French scientists have discovered one of the causes of migraine, finally opening the way to new, more effective treatments.
Migraine is a widespread disease that affects about 15% of the world's population and between 6 and 10 million French people. Soon, this figure could greatly decrease since French researchers have identified a new potential target to treat this neuro-vascular disease. The inheritance of migraines was known, but the mechanisms were still unknown. They published their results in the journal Neuron.
Regulate the electrical activity of neurons
Researchers at the CNRS, Université Côte d'Azur and Inserm have identified one of the origins of migraines: small channels present in our brain, called ion channels. Their role is to create and control electrical activity between our neurons to ensure they can communicate well. One in particular, the channel "Tresk", which plays an inhibitory role on electrical activity.
However, researchers have discovered in the genetic forms of migraine that these channels have dysfunctions. The channel "Tresk" will then split into two proteins, under the effect of a mutation of a gene: one is inactive while the other will stimulate the activity of neurons. The electrical activity is then not sufficiently controlled and the neurons are stimulated, over excited, leading to the appearance of a migraine.

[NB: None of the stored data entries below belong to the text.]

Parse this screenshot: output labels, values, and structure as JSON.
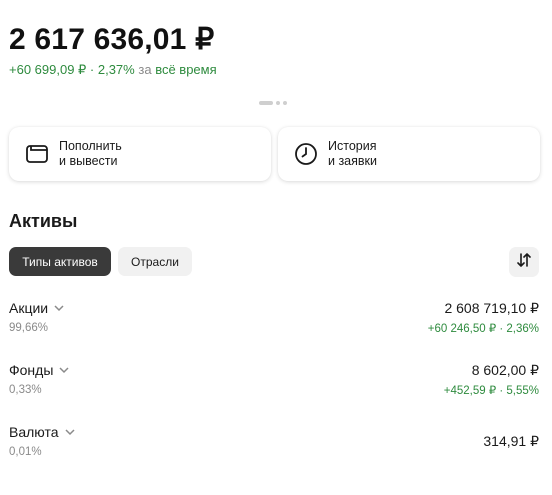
{
  "portfolio": {
    "balance": "2 617 636,01 ₽",
    "change_value": "+60 699,09 ₽ · 2,37%",
    "change_connector": "за",
    "change_period": "всё время"
  },
  "actions": {
    "deposit_line1": "Пополнить",
    "deposit_line2": "и вывести",
    "history_line1": "История",
    "history_line2": "и заявки"
  },
  "assets": {
    "title": "Активы",
    "tabs": [
      {
        "label": "Типы активов",
        "active": true
      },
      {
        "label": "Отрасли",
        "active": false
      }
    ],
    "rows": [
      {
        "name": "Акции",
        "share": "99,66%",
        "value": "2 608 719,10 ₽",
        "delta": "+60 246,50 ₽ · 2,36%"
      },
      {
        "name": "Фонды",
        "share": "0,33%",
        "value": "8 602,00 ₽",
        "delta": "+452,59 ₽ · 5,55%"
      },
      {
        "name": "Валюта",
        "share": "0,01%",
        "value": "314,91 ₽",
        "delta": ""
      }
    ]
  },
  "colors": {
    "positive": "#2e8b3e",
    "chip_active": "#3a3a3a",
    "chip_inactive": "#f1f1f1",
    "muted": "#8a8a8a"
  },
  "icons": {
    "deposit": "wallet-icon",
    "history": "clock-icon",
    "sort": "sort-arrows-icon",
    "expand": "chevron-down-icon"
  }
}
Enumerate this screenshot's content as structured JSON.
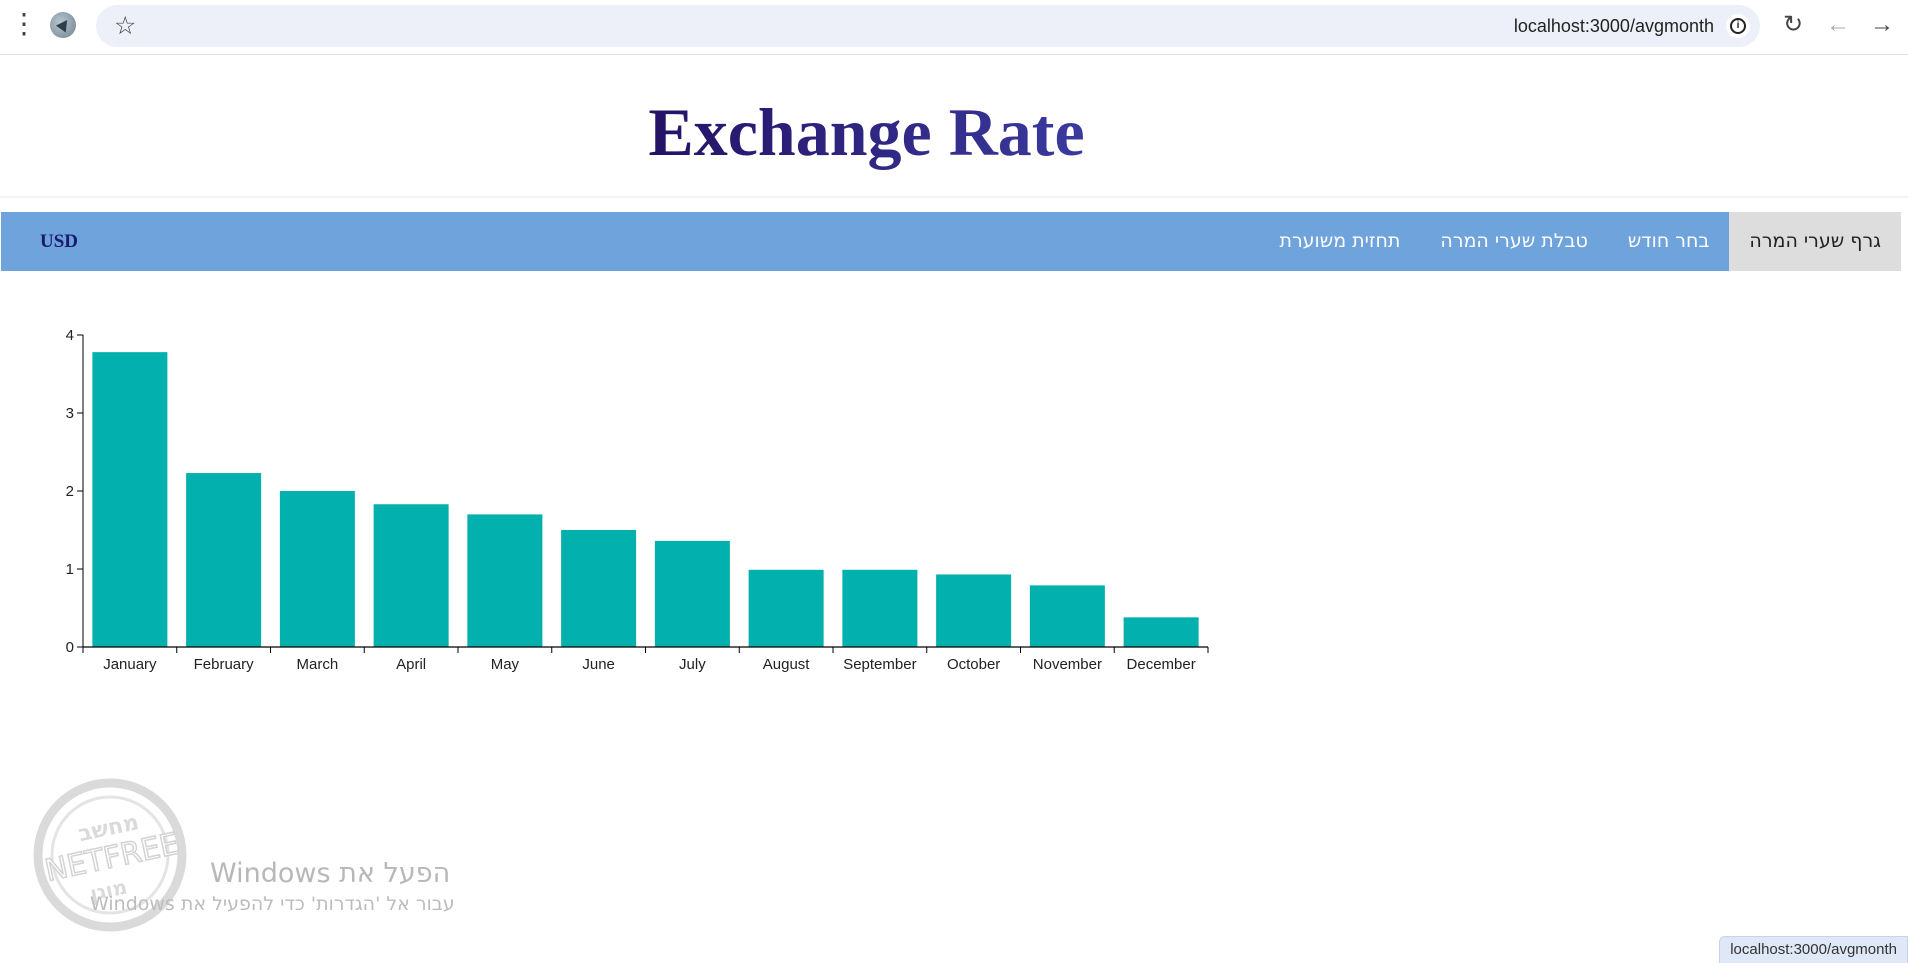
{
  "browser": {
    "url": "localhost:3000/avgmonth",
    "menu_icon": "kebab-menu-icon",
    "extension_icon": "netfree-extension-icon",
    "bookmark_icon": "star-icon",
    "info_icon": "info-icon",
    "nav_icons": [
      "reload-icon",
      "back-icon",
      "forward-icon"
    ]
  },
  "page": {
    "title": "Exchange Rate",
    "title_colors": [
      "#241266",
      "#3a3a9e"
    ]
  },
  "navbar": {
    "background": "#6fa3dc",
    "items": [
      {
        "label": "גרף שערי המרה",
        "active": true
      },
      {
        "label": "בחר חודש",
        "active": false
      },
      {
        "label": "טבלת שערי המרה",
        "active": false
      },
      {
        "label": "תחזית משוערת",
        "active": false
      }
    ],
    "currency": "USD"
  },
  "chart_data": {
    "type": "bar",
    "categories": [
      "January",
      "February",
      "March",
      "April",
      "May",
      "June",
      "July",
      "August",
      "September",
      "October",
      "November",
      "December"
    ],
    "values": [
      3.78,
      2.23,
      2.0,
      1.83,
      1.7,
      1.5,
      1.36,
      0.99,
      0.99,
      0.93,
      0.79,
      0.38
    ],
    "ylim": [
      0,
      4
    ],
    "yticks": [
      "0",
      "1",
      "2",
      "3",
      "4"
    ],
    "bar_color": "#02b0ad",
    "title": "",
    "xlabel": "",
    "ylabel": "",
    "grid": false,
    "legend": "none"
  },
  "watermark": {
    "seal_top": "מחשב",
    "seal_middle": "NETFREE",
    "seal_bottom": "מוגן",
    "activate_title": "הפעל את Windows",
    "activate_sub": "עבור אל 'הגדרות' כדי להפעיל את Windows"
  },
  "status_bar": {
    "url": "localhost:3000/avgmonth"
  }
}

Treatment tests as early as January
This discovery led researchers to target ion channels to prevent the onset of migraine headaches. "The purpose of these drugs would be to activate these channels, which would cause a brake on the electrical activity of neurons involved in the migraine attack," said Guillaume Sandoz, director of research at the CNRS and co-author of the study . "There is a real hope of developing real anti-migraine patients, but in some cases, patients know they will have a migraine because they have 'auras'. in place of migraine. "
A patent has been filed by researchers who will now work to develop an effective treatment that can act on this mechanism. They already know a molecule that acts on these channels and will start, early next year, to test it on rats. They even predict, in one year, to test it in humans. If all goes well, treatment could appear within five years.
The need to find an effective treatment
Currently, treatments used to fight migraine have been set up to treat other diseases, such as antiepileptics or antidepressants. In addition, other drugs, such as triptans, can cause other migraines if they are over-consumed. The interest of a targeted and effective treatment is then great. "Finding what regulates the mechanism of migraine and having a specific target for a possible treatment would be a real breakthrough," added Guillaume Sandoz.